John F. Kennedy photo

Remarks to a Group of American field Service Students.

July 11, 1962

Mr. Galatti, Senator McCarthy, ladies and gentlemen:

I want to welcome you to the White House. 1 had understood that we had 2,000 foreign students, but I am afraid your year's stay in the United States has made you, at least on the surface, look like 2,000 Americans. Whether that is a good thing or not only time will tell, but we are glad to have you here.

I'd like to find out where most of you are from. First could we have those who come from this hemisphere, which I define as North and South America and Canada. Hold up your hands.

Now those who come from Western Europe, would they hold up their hands. Those who are from Africa. What about Asia? What about Australia and New Zealand and Hawaii?

In any case, we're delighted to have you here. I must say I am hopeful that in the coming months and years that others will come to the United States, and I am especially hopeful that we can secure more students from Africa and Asia. We're glad to have all of you here. We're glad to have all of you here from Western Europe, but we want to spread this out a little more.

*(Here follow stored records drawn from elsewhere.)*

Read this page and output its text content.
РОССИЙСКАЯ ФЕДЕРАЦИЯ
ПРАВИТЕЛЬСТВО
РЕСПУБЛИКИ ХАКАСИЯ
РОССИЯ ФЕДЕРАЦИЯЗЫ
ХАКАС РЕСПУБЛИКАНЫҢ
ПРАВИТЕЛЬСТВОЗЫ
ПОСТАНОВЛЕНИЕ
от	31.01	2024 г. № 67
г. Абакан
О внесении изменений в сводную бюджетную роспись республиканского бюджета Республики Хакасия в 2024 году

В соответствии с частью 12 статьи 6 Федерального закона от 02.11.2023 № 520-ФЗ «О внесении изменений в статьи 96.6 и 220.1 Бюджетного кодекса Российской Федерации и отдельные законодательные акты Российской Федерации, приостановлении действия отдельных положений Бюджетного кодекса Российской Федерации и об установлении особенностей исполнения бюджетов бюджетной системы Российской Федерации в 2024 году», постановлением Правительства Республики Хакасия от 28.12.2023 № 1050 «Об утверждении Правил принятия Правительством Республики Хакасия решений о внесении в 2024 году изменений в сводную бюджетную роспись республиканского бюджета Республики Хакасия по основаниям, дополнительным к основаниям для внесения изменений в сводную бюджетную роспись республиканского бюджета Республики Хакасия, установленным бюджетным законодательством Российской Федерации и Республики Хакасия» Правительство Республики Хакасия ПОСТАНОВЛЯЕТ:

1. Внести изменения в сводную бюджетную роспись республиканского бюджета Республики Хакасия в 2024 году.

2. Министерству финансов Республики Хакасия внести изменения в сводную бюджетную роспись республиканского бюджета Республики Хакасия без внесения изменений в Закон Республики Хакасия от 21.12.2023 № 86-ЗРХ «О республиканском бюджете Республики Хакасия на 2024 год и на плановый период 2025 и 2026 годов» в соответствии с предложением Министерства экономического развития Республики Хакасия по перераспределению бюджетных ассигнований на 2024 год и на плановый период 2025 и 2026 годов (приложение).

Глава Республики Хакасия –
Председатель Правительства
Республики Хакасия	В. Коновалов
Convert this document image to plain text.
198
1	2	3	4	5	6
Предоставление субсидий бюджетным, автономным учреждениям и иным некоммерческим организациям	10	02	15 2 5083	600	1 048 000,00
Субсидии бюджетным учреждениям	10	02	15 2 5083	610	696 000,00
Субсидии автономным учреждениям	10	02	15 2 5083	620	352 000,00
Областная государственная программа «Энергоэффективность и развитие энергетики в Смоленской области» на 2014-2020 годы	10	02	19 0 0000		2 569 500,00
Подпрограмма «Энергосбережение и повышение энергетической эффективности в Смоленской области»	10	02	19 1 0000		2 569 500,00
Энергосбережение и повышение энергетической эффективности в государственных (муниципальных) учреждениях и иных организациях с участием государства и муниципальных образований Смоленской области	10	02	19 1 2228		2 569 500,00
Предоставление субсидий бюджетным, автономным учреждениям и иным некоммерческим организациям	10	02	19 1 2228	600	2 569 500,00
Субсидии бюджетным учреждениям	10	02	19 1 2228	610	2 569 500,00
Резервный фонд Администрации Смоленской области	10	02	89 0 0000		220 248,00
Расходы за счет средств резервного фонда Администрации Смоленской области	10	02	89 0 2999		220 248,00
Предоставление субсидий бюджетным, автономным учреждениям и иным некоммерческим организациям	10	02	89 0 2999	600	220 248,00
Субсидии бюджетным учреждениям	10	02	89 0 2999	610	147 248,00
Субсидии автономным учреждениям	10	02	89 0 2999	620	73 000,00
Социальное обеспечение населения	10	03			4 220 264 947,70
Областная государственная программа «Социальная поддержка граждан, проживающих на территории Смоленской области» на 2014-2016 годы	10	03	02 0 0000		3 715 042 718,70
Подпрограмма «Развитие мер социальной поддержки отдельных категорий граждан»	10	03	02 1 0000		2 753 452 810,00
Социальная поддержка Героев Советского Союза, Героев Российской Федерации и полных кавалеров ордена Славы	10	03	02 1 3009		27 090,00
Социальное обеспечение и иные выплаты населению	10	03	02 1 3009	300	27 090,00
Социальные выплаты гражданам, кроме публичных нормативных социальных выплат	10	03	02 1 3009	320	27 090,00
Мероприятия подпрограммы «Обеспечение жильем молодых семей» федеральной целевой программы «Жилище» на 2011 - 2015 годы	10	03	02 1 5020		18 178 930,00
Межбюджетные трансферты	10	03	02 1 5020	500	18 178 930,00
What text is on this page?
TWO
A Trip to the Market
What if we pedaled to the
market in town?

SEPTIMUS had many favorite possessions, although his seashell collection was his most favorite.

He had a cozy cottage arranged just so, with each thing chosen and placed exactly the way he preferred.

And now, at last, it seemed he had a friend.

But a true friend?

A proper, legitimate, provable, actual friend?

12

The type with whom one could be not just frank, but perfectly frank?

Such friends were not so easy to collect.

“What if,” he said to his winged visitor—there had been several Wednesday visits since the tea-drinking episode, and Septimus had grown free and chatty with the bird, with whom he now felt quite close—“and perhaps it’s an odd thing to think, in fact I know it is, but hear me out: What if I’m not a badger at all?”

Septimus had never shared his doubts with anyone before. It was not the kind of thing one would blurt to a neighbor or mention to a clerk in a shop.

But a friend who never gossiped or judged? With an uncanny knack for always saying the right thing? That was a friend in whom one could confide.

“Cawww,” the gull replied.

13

As I said, speaking last week in Philadelphia, I'm strongly in favor of an Atlantic partnership, but I think that it should be a partnership that looks outward and invites the rest of the world, the free world, to participate in the great enterprise which is being formed in Western Europe.

I am glad that all of you have come here to the United States and taken a long look at us. I'm sure that when you go back to your own countries you will find yourselves like all those who have studied abroad, I think, defending, I hope, this country, and also serving in a sense as a bridge between your own countries and the United States.

We have been thrust, as Andre Malraux said when he was here, thrust on the world scene, this country, after a long isolationist tradition stretching really to the beginning of the Second World War. We have assumed some of the responsibilities which have gone with bearing our part in the free world with great reluctance. The American people prefer to stay at home. They prefer in their hearts, as you know, to really be disassociated from many of the great movements and struggles of the world. But events have compelled this country to assume heavy burdens and I, for one, feel that we should assume them. But I hope that when you go back to your own countries that you will attempt to interpret where we are in this country, where we've been, what we want to do, and that you will be somewhat understanding that our practices do not always reach as high as our ideals and our speeches, but that we are endeavoring as a nation to establish a more happy society here in this country and also to bear our fair share of the burden around the world of assisting others to move forward and upward. That is the objective of the United States, and it will. continue to be the objective of the United States, I am confident, in the days that come.

We are particularly glad to invite those of you who come from Great Britain--will they hold up their hands? Your forebears as you know burned our White House, and it is a pleasure to welcome you here on this peaceful occasion.

I want you to meet one of the distinguished members of the United States Senate, who was meeting with me this morning, a former teacher, the Senator from Minnesota. I never realized how powerful the Senate was until I left it and came up to this end of Pennsylvania Avenue. But I'd like to have you hear a word from Senator McCarthy of Minnesota, who will speak from the midlands of the United States, and tell you how glad we've been to see you. Come up here, Senator.

[At this point Senator McCarthy spoke briefly to the students, assuring them that the Congress was sympathetic to the president's "great international ideas and programs and projects." following his remarks the President resumed speaking.]

For the privilege of speaking before you Senator McCarthy owes me at least 3 votes now in the next 2 months l

I want to close by quoting a distinguished German, Mr. Bismarck, who once said that one third of the students of German universities broke down from overwork, another third broke down from dissipation, and the other third ruled Germany. I don't know which third we have here today, but I'm confident that some future President of the United States will welcome you as either President or perhaps even better, the wife of a President, to the White House, and you'll be able to say to him, "I have been here before." I am glad to see you.

Note: The President spoke at 10 a.m. on the South Lawn at the White House to a group of high school seniors from 50 countries. His opening words referred to Stephen Galatti, Director General of the American field Service, and U.S. Senator Eugene I. McCarthy of Minnesota.